La Belgique et les îles caimans au bord de la faillite !

Publié: 6 septembre 2009 dans Crise finançiére

ilesCrise Economique: Les îles Caïmans au bord de la faillite:

Paradis fiscal de renom, les îles Caïmans sont confrontées à un énorme déficit public et envisagent l’introduction de nouveaux impôts pour y faire face. La fin d’un modèle.

Lorsque les dirigeants du G20 ont menacé de faire rendre gorge aux paradis fiscaux, ils n’imaginaient sans doute pas être si bien entendus par le sort. Voici que les îles Caïmans, cinquième centre financier international et capitale mondiale des « hedge funds » avec 2.300 milliards de dollars de fonds, grâce à l’accueil peu regardant de capitaux internationaux, sont au bord de la faillite.

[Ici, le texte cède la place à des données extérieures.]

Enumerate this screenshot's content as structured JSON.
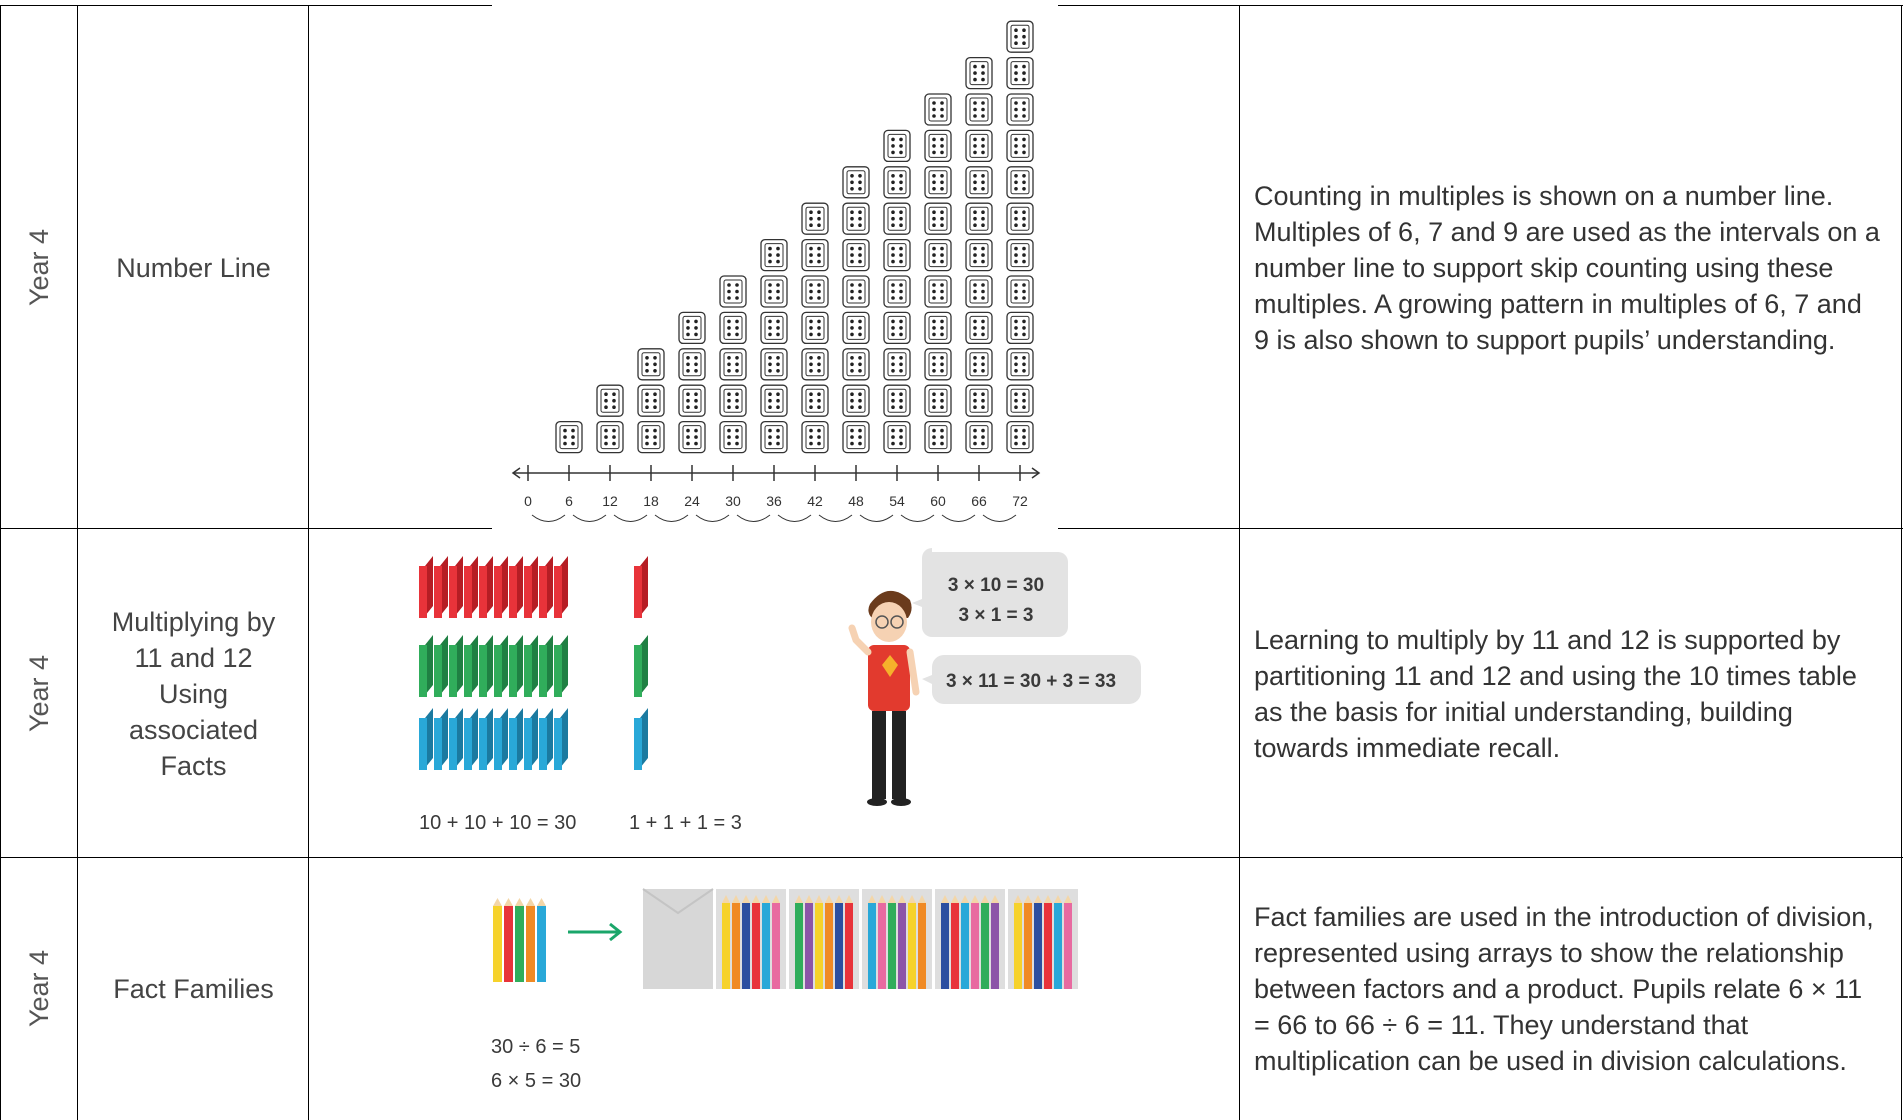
{
  "table": {
    "rows": [
      {
        "year": "Year 4",
        "topic": "Number Line",
        "description": "Counting in multiples is shown on a number line. Multiples of 6, 7 and 9 are used as the intervals on a number line to support skip counting using these multiples. A growing pattern in multiples of 6, 7 and 9 is also shown to support pupils’ understanding.",
        "illustration": {
          "number_line_labels": [
            0,
            6,
            12,
            18,
            24,
            30,
            36,
            42,
            48,
            54,
            60,
            66,
            72
          ]
        }
      },
      {
        "year": "Year 4",
        "topic": "Multiplying by 11 and 12 Using associated Facts",
        "description": "Learning to multiply by 11 and 12 is supported by partitioning 11 and 12 and using the 10 times table as the basis for initial understanding, building towards immediate recall.",
        "illustration": {
          "tens_sum": "10 + 10 + 10 = 30",
          "ones_sum": "1 + 1 + 1 = 3",
          "speech_1": [
            "3 × 10 = 30",
            "3 × 1 = 3"
          ],
          "speech_2": "3 × 11 = 30 + 3 = 33"
        }
      },
      {
        "year": "Year 4",
        "topic": "Fact Families",
        "description": "Fact families are used in the introduction of division, represented using arrays to show the relationship between factors and a product. Pupils relate 6 × 11 = 66 to 66 ÷ 6 = 11. They understand that multiplication can be used in division calculations.",
        "illustration": {
          "equations": [
            "30 ÷ 6 = 5",
            "6 × 5 = 30"
          ]
        }
      }
    ]
  }
}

Les cotisations de retraite et de sécurité sociale des fonctionnaires locaux ne sont plus payées et les fournisseurs de l’Etat attendent en vain le règlement de leur factures.

C’est que, avec la crise financière, les fonds gérés dans ce paradis fiscal rendu célèbre par l’écrivain John Grisham ont fondu. Les banques licencient et les finances du gouvernement, fondées en partie sur une contribution basée sur le nombre d’employés des institutions financières, ont chuté. Les habitants des Caïmans, dit le quotidien britannique « The Guardian », expliquent que le gouvernement précédent a dépensé une fortune pour rénover les infrastructures de l’île, notamment après l’ouragan Ivan de 2004, qui a dévasté l’archipel, en misant sur l’expansion du secteur financier. C’était sans compter avec l’effondrement du « subprime ».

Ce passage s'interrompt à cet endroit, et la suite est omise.